Her boss James calls her and tells her to go on a dinner with a client as he’s busy. She dresses up and leaves for the meeting. Upon reaching the client's home, she realizes that he’s hospitable and charming. They drink, go for dinner, and then the meeting turns into a date. Ethan offers her to stay at his home, and she agrees. What was supposed to be a romantic night soon turns into a ‘haunting’ night. He beats her and tries to kill her, but she somehow manages to escape from his home.
Cherie is running barefooted, her red dress is torn, blood is trickling down from her thighs, and she has black eyes and a scar on her back and forehead. She asks people for help, but everyone turns a blind eye. At last, with the help of two girls, she calls the Police who see her as a culprit instead of treating her as a victim. Her cellmate tells her that she has been ‘marked’ and it would be better for her to hide if she wants to save her life. This is when Ethan enters the station and tells her to run for her life. Thus, the title ‘Run Sweetheart Run’ (Ethan calls Cherie his sweetheart).
For most of the film, Cherie can be seen asking for or buying tampons when in reality, she has a box of her own and was offered some by her best friend and her boss’s wife. The reason why she was shown menstruating can be understood in the second half of the movie.

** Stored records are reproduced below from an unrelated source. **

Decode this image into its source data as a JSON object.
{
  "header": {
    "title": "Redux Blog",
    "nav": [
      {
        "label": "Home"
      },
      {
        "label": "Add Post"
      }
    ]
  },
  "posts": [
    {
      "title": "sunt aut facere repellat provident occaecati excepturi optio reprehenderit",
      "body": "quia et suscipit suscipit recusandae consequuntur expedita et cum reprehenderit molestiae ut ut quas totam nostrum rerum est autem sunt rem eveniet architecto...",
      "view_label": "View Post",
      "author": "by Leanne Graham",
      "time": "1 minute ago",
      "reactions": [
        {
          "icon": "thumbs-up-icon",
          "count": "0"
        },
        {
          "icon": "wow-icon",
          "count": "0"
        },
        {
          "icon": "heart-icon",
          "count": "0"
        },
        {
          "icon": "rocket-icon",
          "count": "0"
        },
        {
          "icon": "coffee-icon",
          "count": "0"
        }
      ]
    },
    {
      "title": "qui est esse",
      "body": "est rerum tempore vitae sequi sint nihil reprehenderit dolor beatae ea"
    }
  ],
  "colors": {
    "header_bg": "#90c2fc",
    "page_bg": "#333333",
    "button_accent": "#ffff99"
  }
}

I don’t know whether the writers were in a suitable space while deciding upon the film's plot or not. This 103-minute movie is pure nonsense and nothing else. It would be a very wise decision to skip this movie and rather watch something sensible. The sick mentality displayed through Ethan’s character is pitiful, and I’d rather discourage Prime Video subscribers to watch it. Showing two third of the film full of violence and then justifying the acts in the final moments doesn’t call for a good decision. Also, the explanation offered could have never explained all the horrible acts that were done.
I am rating this film just for the acting of Ella Balinska and Pilou Asbæk. They both are such brilliant actors, and it's a pity that they chose a project like this to use their talent. The explanation offered in the end by the writers tried to take the movie in the direction of women's empowerment. Please don’t send the wrong message to the world when you can’t provide a good one. The movie holds no message for the audience instead it might even encourage such actions toward women.